Third, a detailed inventory of all services provided by various corporate functions should be completed. The accounting, tax, treasury, IT, legal and HR areas are all functions that provide significant levels of service to individual business units. Many of these services are taken for granted and the level of resources required to replicate these functions can be grossly underestimated. Particular attention needs to be paid to IT systems and processes to make sure you don’t miss anything that could impact your customers. The legal entity structures that enable the business to operate in different countries (if that is the case) also need careful consideration. Often the legal entity structure will stay with the company divesting the business, and therefore that legal entity structure would have to be replicated for the carve-out to truly stand on its own.
Fourth, unless the divesting company has internal resources experienced in carve-outs, it is important to consider engaging an outside firm that has a successful track record in this area. The complexity of the task is sometimes not appreciated, and it certainly makes sense to engage a professional services firm if you don’t have experience within your own organization.
Fifth, and probably most importantly, there must be a robust communication and change management plan in place. Employees, customers and suppliers must be continuously communicated to with a high level of transparency and consistency.
What are some likely cultural challenges one will encounter during a carve-out?
One significant cultural challenge is that the employees who are part of the carve-out often would prefer to stay with the business that is actually doing the divesting. It is critical to manage this resistance through robust communication. Being open, honest, and transparent - while repeating key messages with consistency and regularity, especially during those early weeks and months - is vital. It is important to give employees a forum to ask their questions and get answers, whether that be a town hall or all employee meeting.
Another challenge is ensuring successful integration of employees into the carve-out. For this to happen the acquiring side needs to have a robust integration plan in place and the transition period needs to be well managed. Employees of the acquired business need to successfully adapt to the new environment.
What are the most important carve-out risks and mitigations?
It is important to keep critical employees on board and engaged throughout the carve-out. This reinforces the criticality of the change management process and communication plan. A significant loss of key employees would reduce the value of the business.
Negative customer and supplier perceptions introduce further risks. The unknowns and concerns associated with the change need to be mitigated through the communication plan, which will be unique for customers and suppliers as their questions and concerns will be different.
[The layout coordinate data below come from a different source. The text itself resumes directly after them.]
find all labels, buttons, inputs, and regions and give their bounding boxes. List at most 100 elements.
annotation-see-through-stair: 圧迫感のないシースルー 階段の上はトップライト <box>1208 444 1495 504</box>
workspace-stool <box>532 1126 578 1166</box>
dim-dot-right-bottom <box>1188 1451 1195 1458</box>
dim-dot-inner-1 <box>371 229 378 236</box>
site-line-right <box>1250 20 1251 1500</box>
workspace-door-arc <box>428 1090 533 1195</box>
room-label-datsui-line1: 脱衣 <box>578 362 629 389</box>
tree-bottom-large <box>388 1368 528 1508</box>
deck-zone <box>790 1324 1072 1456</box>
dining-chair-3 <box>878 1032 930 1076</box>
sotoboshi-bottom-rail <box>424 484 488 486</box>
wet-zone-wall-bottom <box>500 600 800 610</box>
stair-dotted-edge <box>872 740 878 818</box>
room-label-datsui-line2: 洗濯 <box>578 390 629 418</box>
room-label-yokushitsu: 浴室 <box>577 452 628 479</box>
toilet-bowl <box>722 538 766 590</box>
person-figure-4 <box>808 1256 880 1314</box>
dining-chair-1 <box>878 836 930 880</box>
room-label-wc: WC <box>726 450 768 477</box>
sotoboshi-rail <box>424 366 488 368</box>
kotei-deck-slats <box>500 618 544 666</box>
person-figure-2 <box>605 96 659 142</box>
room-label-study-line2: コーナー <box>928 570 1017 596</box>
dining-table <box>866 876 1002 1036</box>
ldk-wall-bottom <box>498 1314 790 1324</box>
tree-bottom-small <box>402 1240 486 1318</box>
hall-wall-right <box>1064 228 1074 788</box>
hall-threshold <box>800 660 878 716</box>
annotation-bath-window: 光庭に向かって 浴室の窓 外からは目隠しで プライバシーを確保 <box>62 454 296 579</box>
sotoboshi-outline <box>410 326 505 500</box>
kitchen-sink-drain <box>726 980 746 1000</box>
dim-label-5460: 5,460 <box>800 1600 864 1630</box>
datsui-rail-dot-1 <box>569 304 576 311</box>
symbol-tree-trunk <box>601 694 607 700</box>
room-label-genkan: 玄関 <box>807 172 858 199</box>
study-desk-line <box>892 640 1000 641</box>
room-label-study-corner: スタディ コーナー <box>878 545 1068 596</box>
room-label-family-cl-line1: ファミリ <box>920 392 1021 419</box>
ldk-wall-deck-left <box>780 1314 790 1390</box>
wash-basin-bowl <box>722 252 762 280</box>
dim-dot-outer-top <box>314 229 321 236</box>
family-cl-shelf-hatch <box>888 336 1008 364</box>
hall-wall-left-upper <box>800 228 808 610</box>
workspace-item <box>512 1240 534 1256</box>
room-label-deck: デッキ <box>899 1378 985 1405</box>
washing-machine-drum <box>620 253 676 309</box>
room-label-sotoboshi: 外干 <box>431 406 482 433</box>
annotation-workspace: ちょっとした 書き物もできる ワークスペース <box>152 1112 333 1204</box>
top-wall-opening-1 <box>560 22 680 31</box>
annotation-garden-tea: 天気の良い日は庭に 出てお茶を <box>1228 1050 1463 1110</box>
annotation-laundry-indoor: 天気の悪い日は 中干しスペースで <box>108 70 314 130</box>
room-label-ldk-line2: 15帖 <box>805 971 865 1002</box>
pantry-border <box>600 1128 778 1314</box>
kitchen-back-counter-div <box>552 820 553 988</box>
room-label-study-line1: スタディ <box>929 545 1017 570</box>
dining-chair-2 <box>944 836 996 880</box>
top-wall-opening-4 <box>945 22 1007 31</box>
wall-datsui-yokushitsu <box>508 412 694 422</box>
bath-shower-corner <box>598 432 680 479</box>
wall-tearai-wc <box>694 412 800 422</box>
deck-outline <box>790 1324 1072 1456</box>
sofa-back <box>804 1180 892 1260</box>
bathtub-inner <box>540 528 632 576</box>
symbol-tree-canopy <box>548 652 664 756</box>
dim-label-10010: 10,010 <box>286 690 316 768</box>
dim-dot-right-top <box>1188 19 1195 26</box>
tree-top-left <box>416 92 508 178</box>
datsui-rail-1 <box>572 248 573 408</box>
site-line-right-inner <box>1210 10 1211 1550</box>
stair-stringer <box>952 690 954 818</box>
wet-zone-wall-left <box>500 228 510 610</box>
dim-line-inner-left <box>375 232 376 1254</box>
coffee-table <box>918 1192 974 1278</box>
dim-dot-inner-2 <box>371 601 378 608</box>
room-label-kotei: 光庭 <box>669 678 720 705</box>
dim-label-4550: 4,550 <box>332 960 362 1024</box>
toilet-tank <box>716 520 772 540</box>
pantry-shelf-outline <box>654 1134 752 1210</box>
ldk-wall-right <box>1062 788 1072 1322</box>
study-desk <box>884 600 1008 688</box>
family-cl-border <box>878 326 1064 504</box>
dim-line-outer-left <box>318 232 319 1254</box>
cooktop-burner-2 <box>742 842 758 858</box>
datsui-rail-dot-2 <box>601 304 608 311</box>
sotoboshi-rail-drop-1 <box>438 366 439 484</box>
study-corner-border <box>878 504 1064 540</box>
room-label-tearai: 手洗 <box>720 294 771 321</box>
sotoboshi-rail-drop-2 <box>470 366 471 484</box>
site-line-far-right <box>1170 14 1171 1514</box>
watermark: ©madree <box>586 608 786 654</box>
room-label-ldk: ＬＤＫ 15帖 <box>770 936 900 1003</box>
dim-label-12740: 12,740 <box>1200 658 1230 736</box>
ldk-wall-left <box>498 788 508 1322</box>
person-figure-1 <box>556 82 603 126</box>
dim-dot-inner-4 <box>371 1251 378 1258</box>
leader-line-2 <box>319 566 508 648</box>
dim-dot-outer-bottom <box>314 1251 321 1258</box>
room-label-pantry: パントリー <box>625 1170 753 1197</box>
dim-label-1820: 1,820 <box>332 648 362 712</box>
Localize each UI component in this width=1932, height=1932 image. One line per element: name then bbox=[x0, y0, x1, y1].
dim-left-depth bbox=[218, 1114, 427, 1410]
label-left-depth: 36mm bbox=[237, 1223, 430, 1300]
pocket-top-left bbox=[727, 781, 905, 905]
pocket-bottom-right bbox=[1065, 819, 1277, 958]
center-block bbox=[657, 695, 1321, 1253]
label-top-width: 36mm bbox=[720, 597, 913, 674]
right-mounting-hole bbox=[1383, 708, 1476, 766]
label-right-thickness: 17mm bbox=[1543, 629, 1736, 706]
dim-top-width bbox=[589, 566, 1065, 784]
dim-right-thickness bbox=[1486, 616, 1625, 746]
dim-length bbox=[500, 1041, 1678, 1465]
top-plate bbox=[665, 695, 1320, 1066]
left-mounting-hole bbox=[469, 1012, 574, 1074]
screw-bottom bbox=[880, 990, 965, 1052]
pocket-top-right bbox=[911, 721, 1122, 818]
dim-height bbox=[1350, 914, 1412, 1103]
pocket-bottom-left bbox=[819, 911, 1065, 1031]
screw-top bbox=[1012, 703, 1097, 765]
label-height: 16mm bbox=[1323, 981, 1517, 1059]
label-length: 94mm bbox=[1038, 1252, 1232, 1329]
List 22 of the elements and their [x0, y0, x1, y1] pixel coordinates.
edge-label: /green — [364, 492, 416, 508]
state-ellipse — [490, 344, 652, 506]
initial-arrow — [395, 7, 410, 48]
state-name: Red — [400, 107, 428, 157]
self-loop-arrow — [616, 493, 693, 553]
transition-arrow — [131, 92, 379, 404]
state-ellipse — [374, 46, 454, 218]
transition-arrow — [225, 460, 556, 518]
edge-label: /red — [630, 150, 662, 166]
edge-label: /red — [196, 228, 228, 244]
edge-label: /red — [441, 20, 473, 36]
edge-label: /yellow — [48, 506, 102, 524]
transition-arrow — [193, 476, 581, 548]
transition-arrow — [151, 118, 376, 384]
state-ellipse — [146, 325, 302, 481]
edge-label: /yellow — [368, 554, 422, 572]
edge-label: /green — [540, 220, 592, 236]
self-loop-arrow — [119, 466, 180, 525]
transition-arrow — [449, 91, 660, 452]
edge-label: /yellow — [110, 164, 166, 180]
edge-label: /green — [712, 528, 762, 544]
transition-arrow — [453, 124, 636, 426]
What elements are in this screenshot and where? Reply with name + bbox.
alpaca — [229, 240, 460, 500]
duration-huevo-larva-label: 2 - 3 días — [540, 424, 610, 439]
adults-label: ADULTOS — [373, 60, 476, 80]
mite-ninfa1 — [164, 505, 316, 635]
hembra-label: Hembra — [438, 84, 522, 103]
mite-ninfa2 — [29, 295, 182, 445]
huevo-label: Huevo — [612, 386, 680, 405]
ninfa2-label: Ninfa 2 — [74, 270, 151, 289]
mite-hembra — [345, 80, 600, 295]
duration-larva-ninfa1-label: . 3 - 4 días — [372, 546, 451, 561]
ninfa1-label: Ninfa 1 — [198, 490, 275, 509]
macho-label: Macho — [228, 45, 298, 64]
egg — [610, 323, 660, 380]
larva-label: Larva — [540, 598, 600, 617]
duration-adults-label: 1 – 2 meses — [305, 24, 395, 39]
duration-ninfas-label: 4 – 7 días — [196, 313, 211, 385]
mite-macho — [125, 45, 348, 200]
Additionally, it must be understood that some of the services provided by the divesting company are likely going to need to continue after the deal is consummated. Depending on the timeline of the deal, it may not be possible to truly stand 100% alone by the required date. Transitional service agreements with the divesting business are often required to ensure the divested business can function properly. These agreements need to be negotiated well in advance of the actual handover of the business.
Lastly, is easy to vastly underestimate the amount of effort and resources required for a successful carve-out. Engaging an expert, who has been through it before, and understands the complexity of a carve-out should be strongly considered.